At the heart of the government’s amended motion is a simple but chilling claim: that the late President Lungu left no explicit burial wish in his will. The state argues this omission should weigh heavily in its favour because without clear written instructions, the law steps in to presume what he would have wanted.
What The Law Says
The government’s case hinges on the Former Presidents’ Benefits Act. Under Section 5(2), a former head of state forfeits these benefits if they re-enter active politics. The state now argues that Lungu’s benefits were suspended while he was politically active but not permanently revoked. When he died, the argument goes, the suspension ended automatically.
So, what does that mean in practice? If Lungu was still entitled to presidential benefits at death, the government insists this legally and morally obliges the state to provide a state funeral. By extension, it argues it has the right to determine the final rites, not the family alone.
No Will, No Burial Directive
The state points out that Lungu’s will is silent on how or where he wanted to be buried. This is the cornerstone of its new legal push. As Chief Government Spokesperson Cornelius Mweetwa framed it earlier: the state must protect public interest and national custom. It cannot sit by while a former president’s remains rest in a foreign land, out of reach of the nation that elected him twice.
The Family’s Resistance
Family spokesperson Makebi Zulu’s position has been defiant: the relationship with the government is too broken to trust the state to bury Lungu. They insist that past betrayals during negotiation and the cancelled national mourning proved the state’s intentions were more about optics than respect.
Zulu has repeatedly said on record, “The President is not the state,” implying that Hichilema’s presence or leadership at the funeral would dishonour the family’s wishes. He also accuses the government of using burial talks as propaganda to avoid embarrassment over a former president being laid to rest abroad.
The Big Picture
This case is no longer about burial wishes alone. It has become a test of where the line is drawn between family autonomy and the state’s obligation to safeguard national dignity. The PF loyalists, meanwhile, fan conspiracy theories about rituals and secrecy, but without credible evidence they remain political noise.
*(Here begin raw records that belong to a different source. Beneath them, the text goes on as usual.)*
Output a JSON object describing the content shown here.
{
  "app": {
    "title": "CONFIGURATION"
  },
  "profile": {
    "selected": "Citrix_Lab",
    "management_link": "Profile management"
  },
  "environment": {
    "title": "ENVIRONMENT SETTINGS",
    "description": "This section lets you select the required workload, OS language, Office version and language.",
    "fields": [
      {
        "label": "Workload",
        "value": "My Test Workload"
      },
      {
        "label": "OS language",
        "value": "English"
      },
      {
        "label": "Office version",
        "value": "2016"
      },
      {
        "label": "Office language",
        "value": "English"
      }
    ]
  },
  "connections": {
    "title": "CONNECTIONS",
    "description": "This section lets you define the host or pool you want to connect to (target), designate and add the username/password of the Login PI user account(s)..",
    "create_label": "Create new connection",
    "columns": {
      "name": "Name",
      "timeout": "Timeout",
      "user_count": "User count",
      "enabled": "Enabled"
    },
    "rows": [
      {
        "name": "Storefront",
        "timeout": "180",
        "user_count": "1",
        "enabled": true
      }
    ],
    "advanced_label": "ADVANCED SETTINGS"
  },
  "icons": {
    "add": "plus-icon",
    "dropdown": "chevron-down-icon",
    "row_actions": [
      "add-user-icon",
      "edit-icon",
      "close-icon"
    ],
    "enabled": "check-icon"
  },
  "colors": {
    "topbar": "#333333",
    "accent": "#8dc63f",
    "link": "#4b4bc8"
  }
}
The Pretoria court will have to decide whether the Former Presidents’ Benefits Act can override the family’s fierce opposition. If it sides with the state, the government will be expected to handle Lungu’s burial in Zambia with the very dignity it claims he deserves.
What Next?
With hearings set for early August, both sides must now submit final arguments and evidence. The family has until July 24 to file their response. Until then, Zambia remains trapped in the most drawn-out and bruising farewell a former president has ever had.